Aos 36 anos, Milena não tinha mais
nenhuma razão para temer a reação dos pais a nenhuma atitude ou decisão. Ainda
assim, a única frase que necessitava falar estava presa em sua garganta. Ser
formada na faculdade e ter ocupação e renda independente da sua família, não
minimizada sua apreensão. Não precisava dos Vicentin financeiramente, mas seu
coração seria eternamente ligado aquela família pela qual não nasceu e ainda
assim foi acolhida como filha.
Desde o dia em que contou à família
de sua gravidez, ninguém nunca mais a pressionou para saber quem era o pai de
Maria Fernanda. Eles a acolheram da mesma forma que a ela, no passado. Ainda
assim, aquela interrogação permaneceu. E se jamais lhe perguntaram nada foi
para não despertar tristeza, primeiro durante a gestação e, depois do
nascimento, respeitando o momento difícil de saber que a filha era portadora de
uma deficiência. Lorenzo e Jonas ofereceram mais do que apoio. Garantiram que
Maria tivesse dois grandes exemplos masculinos na vida, independente de sua mãe
casar-se ou não.
A vida seguiu, as dificuldades
mudaram e Maria Fernanda mostrou-se uma grande benção aos Vicentin. De repente,
não mais importava de qual homem vinha o sangue de Maria, afinal esse nunca
fora um critério para dar ou não amor naquela família. Maria fez os bisavós
ganharem nova fé na vida enquanto para Giovanna e Leonel a chegada da neta a
cada visita era sinônimo de muitos sorrisos e brincadeiras. Eles rejuvenesciam
junto de Maria Fernanda. E justo agora quando não mais havia nenhuma cobrança
pela verdade, ela precisaria falar. E a família a olhava ansiosa.
- Fale, minha neta! – Vovó Ângela,
naquela impar mistura de docilidade e franqueza, pegou a mão esquerda da neta
entre as suas. – Fale o que a deixa tão nervosa. Somos a sua família.
- Eu sei vovó. – Disse e enfim
conseguiu sorrir.

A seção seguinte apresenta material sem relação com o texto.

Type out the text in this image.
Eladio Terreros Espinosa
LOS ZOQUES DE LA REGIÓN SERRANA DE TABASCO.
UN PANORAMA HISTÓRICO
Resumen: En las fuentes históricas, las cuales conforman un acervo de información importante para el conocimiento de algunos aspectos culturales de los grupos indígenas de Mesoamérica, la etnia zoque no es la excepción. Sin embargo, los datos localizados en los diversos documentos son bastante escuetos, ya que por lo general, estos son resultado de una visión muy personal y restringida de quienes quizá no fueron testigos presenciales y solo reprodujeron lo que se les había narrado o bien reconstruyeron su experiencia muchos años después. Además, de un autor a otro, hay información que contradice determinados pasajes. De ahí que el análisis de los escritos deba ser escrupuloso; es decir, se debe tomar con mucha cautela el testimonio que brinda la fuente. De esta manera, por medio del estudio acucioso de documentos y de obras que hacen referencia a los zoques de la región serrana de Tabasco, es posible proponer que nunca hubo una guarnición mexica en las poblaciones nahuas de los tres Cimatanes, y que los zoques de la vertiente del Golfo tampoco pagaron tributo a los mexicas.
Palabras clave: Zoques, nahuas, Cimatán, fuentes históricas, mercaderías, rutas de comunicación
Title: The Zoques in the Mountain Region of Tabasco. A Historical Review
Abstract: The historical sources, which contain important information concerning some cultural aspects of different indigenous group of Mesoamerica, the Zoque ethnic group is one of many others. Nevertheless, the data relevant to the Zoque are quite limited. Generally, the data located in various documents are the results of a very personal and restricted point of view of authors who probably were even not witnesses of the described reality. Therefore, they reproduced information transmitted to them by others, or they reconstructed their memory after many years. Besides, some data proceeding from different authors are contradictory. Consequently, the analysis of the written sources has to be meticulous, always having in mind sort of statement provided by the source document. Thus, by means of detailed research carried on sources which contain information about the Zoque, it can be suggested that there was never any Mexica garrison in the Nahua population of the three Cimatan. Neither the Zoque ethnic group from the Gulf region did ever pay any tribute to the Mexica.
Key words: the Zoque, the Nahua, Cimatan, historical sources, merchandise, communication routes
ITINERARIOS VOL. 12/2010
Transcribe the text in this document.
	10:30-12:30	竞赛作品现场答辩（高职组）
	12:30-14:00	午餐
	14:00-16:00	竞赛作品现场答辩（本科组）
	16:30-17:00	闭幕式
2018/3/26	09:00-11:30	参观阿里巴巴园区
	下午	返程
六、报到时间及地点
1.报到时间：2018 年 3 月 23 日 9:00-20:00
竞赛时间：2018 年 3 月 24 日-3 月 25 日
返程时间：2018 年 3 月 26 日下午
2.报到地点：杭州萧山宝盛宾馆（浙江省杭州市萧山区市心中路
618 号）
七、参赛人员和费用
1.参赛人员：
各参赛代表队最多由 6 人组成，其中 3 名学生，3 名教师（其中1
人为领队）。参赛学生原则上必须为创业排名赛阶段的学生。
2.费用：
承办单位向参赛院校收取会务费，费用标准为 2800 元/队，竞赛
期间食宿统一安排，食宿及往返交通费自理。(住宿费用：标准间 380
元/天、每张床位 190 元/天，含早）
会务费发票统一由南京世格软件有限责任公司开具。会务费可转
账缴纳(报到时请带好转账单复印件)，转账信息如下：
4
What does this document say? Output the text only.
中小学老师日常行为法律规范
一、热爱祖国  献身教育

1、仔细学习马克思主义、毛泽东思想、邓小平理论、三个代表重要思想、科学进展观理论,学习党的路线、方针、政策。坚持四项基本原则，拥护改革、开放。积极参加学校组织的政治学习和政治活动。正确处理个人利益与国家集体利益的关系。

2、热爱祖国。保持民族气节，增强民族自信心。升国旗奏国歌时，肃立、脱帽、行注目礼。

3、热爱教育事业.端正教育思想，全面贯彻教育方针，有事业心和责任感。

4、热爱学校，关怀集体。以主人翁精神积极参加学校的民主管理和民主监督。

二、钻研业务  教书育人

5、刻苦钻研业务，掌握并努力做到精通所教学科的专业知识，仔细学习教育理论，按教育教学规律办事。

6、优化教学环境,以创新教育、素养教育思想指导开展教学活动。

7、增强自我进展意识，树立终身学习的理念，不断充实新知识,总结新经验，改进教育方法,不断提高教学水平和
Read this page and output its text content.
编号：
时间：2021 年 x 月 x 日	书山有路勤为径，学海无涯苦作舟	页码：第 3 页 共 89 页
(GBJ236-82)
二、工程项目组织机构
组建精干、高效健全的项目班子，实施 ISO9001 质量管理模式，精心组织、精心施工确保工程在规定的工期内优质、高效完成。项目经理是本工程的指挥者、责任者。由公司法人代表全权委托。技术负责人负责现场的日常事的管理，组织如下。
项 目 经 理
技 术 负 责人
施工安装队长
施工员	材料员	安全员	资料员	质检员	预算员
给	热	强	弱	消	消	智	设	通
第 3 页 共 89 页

Não havia mais motivos para manter aquele segredo. – Há
alguns anos eu disse a vocês que jamais saberiam o nome do pai de Maria. Mas
hoje vou pôr fim nesse silêncio. Há cinco anos eu tive um relacionamento breve,
porém intenso, com Nathan Johnson, sócio de Emily no Calderone. Nós estivemos juntos
durante alguns meses, não muitos, é verdade, mas o bastante para que ele me
desse Maria Fernanda de presente.
- Espere, Milena! – Leonel gritou,
assustando a todos. Poucas vezes o patriarca elevou o tom de voz em uma
discussão. – Esse homem esteve comigo! Jantou à nossa mesa! Bebeu do nosso
vinho! E não teve a hombridade de assumir que desejava minha filha?
- Mas Milena....esse rapaz é casado!
– Giovanna afirmou, assustada. – Eu desconfiei, por um momento que algo surgia
entre vocês e falei com Emily. Ela me garantiu que nada aconteceria entre vocês
porque ele era casado e cuidava da esposa doente há vários anos.
- Emily nunca soube de nada! Nem seu
sabia que Nathan era casado até o dia em que ele me dispensou e falou a razão.
- E foi embora sem valorizar a filha
que você esperava? – Giovanna tinha dificuldade em acreditar naquilo. Essa
postura não combinava com um homem que passava anos cuidando de uma esposa
enferma.
- Quem abandona um filho não é homem
de verdade. – Vovô Francesco afirmou, com tom baixo e a dificuldade de
articular as palavras gerada por sua saúde frágil.
- Que pena! E tão lindo. – Vovó
Ângela comentou, ainda acarinhando a neta. – Os lindos são os piores, minha
querida.
- Eu nunca lhe contei sobre Maria.
Por mim, Nathan jamais teria ficado sabendo da filha. – Enfim, toda a verdade
fora dita. – Mas ele veio aqui, viu-a e me pressionou pela verdade. Quer
reconhecê-la como sua e conviver com ela...e com vocês, é claro.
- E a quer? Vocês retomaram o
relacionamento? – Essa pergunta, só a mãe podia fazer.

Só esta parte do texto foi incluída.